Reviewed by Sep 30, 2020| Updated on
It is a single-country stock index with fewer holdings than the benchmarked index. Morgan Stanley built an integrated portfolio as listed securities in 1994. This is seen as a precursor to the rise of exchange-traded funds.
## What is Portfolio Optimization?
Portfolio optimization is the method of choosing the best portfolio (asset allocation) from a selection of all possible portfolios to be considered in order to achieve the objective. Typically, this process seeks to maximize the factors, such as expected return, while minimizing the factors, such as expenditure, volatility, and risk. The ideal portfolio varies and is informed by the return expectations and risk tolerance of each individual investor.
Portfolio optimization mostly takes place in two stages: optimizing the weights of asset classes and optimizing the weights of securities in the same asset class. Optimizing asset class weights would require decisions, such as determining the percentage of portfolios put in equities vs bonds or real estate.

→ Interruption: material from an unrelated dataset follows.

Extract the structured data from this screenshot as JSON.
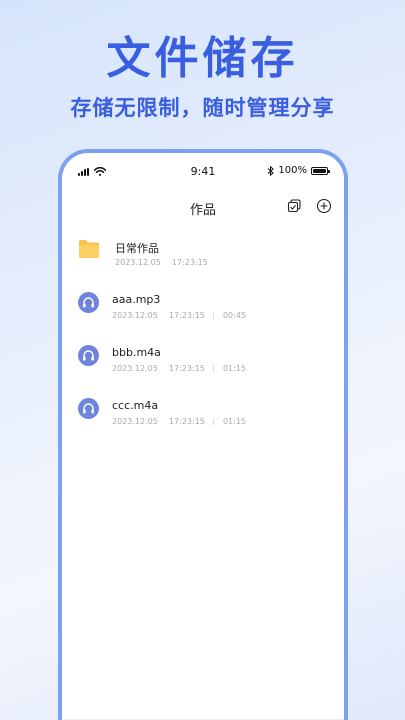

Whereas, an example of security selection would include deciding precisely which securities or bonds are to be held. Holding some of the portfolios in each class provides for some diversification, and having various common assets within each class allows for more diversification.
## Importance of OPALS
Optimized Portfolios As Listed Securities are structured to follow a single-country index, but are expected to outperform the index by having fewer holdings; in other words, by being optimized. Portfolios can be sold before expiry or resolved by the physical transfer of the underlying securities.
The commodity is intended for cross-border equity investors who cannot make effective use of futures or who cannot use futures for regulatory purposes and who cannot justify operating their own country-by-country equity operations.